O religioso diz que novos horizontes se abriram com a eleição do atual presidente com vistas a superar o período bolsonarista e na perspectiva de assistir à população em situação de rua e outras pessoas carentes. “O novo governo olha para a situação da população de rua. Até nós como instituição independente estamos numa expectativa muito grande”, continua. “Nós já tivemos esse ano que foi muito bom para a gente em termos de questões como ações na rua, apesar de estarmos no Estado de São Paulo, que a gente vê a dificuldade que é tanto estado quanto prefeitura”, ressalta.

BONS EXEMPLOS
“Eu hoje tive a felicidade de partilhar um pouco do momento em que o padre Julio colocava em mãos da população de rua, panetone, suco, água. Ele sempre dando bons exemplos. Tantas vezes nós estivemos juntos em programas assim, para o Brasil, disse Eduardo Suplicy, que atuou na distribuição do café servido à população de rua todos os dias no Centro Comunitário Irmã Dulce.
“Seguimos as recomendações do Papa Francisco. Defendemos políticas econômicas que possam elevar o grau de justiça para que então possa haver a paz dentro de cada país”, continuou o deputado.
“Em seu último livro, o Papa Francisco disse que está na hora de colocar em prática a renda básica universal. Então agora já tem até apoio do Papa”, ressaltou o deputado, arrancando aplausos dos presentes. Ele informou que um grupo formado por mais de 100 pessoas, entre economistas e cientistas sociais e outras personalidades, incluindo o padre Julio, está elaborando uma proposta sobre como viabilizar a transição gradual do programa Bolsa Família – “que tantos méritos têm – para chegar à renda básica universal e institucional”, a ser encaminhada ao presidente da República.
Natasha Hills, que compareceu para homenagear o aniversariante, disse que, “com o padre Julio eu recebi ajuda de roupas, de alimentos, fui orientada. As mulheres brasileiras, as mulheres trans, quando saem de um relacionamento ficam muito fragilizadas”, conta Natasha, que diz se sentir menos exposta com a proteção do religioso e por agora estar “namorando uma pessoa decente”.

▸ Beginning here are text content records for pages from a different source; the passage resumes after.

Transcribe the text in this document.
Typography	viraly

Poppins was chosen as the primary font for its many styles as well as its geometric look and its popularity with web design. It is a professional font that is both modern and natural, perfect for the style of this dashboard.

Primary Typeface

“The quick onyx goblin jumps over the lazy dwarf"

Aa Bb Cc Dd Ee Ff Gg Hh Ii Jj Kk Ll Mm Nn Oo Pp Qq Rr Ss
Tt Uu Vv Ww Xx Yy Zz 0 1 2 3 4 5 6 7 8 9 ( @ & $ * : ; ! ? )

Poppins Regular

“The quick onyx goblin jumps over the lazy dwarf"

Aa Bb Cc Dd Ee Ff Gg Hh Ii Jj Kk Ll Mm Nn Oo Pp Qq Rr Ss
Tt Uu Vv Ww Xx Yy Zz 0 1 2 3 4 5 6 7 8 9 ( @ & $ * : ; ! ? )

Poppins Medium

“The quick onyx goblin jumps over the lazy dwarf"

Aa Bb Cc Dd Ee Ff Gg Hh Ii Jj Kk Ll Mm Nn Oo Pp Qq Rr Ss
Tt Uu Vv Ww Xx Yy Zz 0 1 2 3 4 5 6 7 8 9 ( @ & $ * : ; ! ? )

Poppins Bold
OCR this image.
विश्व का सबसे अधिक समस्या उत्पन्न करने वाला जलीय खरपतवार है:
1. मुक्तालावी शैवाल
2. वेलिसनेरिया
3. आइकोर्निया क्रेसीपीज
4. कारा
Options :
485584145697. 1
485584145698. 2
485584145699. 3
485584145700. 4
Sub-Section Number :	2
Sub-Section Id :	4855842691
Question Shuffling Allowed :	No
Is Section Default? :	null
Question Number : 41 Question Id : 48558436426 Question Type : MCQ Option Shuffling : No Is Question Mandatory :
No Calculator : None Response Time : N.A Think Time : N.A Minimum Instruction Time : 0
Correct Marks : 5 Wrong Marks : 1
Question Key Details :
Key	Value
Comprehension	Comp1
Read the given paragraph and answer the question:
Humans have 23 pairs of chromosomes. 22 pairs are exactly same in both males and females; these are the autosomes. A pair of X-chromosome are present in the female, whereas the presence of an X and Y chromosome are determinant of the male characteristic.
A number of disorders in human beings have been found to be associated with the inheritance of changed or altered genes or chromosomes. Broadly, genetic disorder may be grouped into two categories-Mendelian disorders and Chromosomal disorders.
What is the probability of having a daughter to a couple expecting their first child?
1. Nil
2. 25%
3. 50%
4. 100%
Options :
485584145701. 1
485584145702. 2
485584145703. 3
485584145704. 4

Também presente neste dia, a representante da Companhia das Letras Isabela Santiago, disse que o livro “Aporofobia: você não conhece a palavra, mas conhece o sentimento”, de Blandina Franco e José Carlos Lollo, sob orientação do padre Julio, que chegou às livrarias em setembro e já está tendo programada uma nova edição, disse que a obra “é quase uma didática sobre o que é aporofobia”. O intuito, segundo Isabela, “é fazer com que as pessoas deixem de ter atitudes rudes, preconceituosas com relação às pessoas que estão em situação de rua”.
Ela informou para o HP em primeira mão que durante um ano parte da arrecadação com as vendas do livro será doada à Paróquia de São Miguel Arcanjo. A obra é a mais vendida, dentre 7 mil títulos no site da editora, segundo Isabela.
SOZINHO NINGUÉM FAZ NADA
“Tudo que a gente tem a fazer é no conjunto de muitas pessoas. Eu não faço nada sozinho. O mutirão, o coletivo, o MST, movimentos envolvendo sacolões, vamos abrir o Sacolão São Pedro Bettancourt, estamos abrindo a Casa Santa Virgínia, onde vamos ter os cursos profissionalizantes com o Senac para as pessoas em situação de rua”, destacou Lancellotti, ao agradecer aos presentes.
“Também a escola do Instituto Ruas para ajudar mulheres trans, mulheres cis, a Casa Santa Virgínia para cuidar do idoso. Sozinho ninguém faz nada, nada eu faço sozinho, é todos em conjunto. Todos nós partilhamos juntos”, enfatizou. É uma luta coletiva, é uma luta de todos nós, Instituto Ruas, através das escolas Santa Paula e Santa Marina.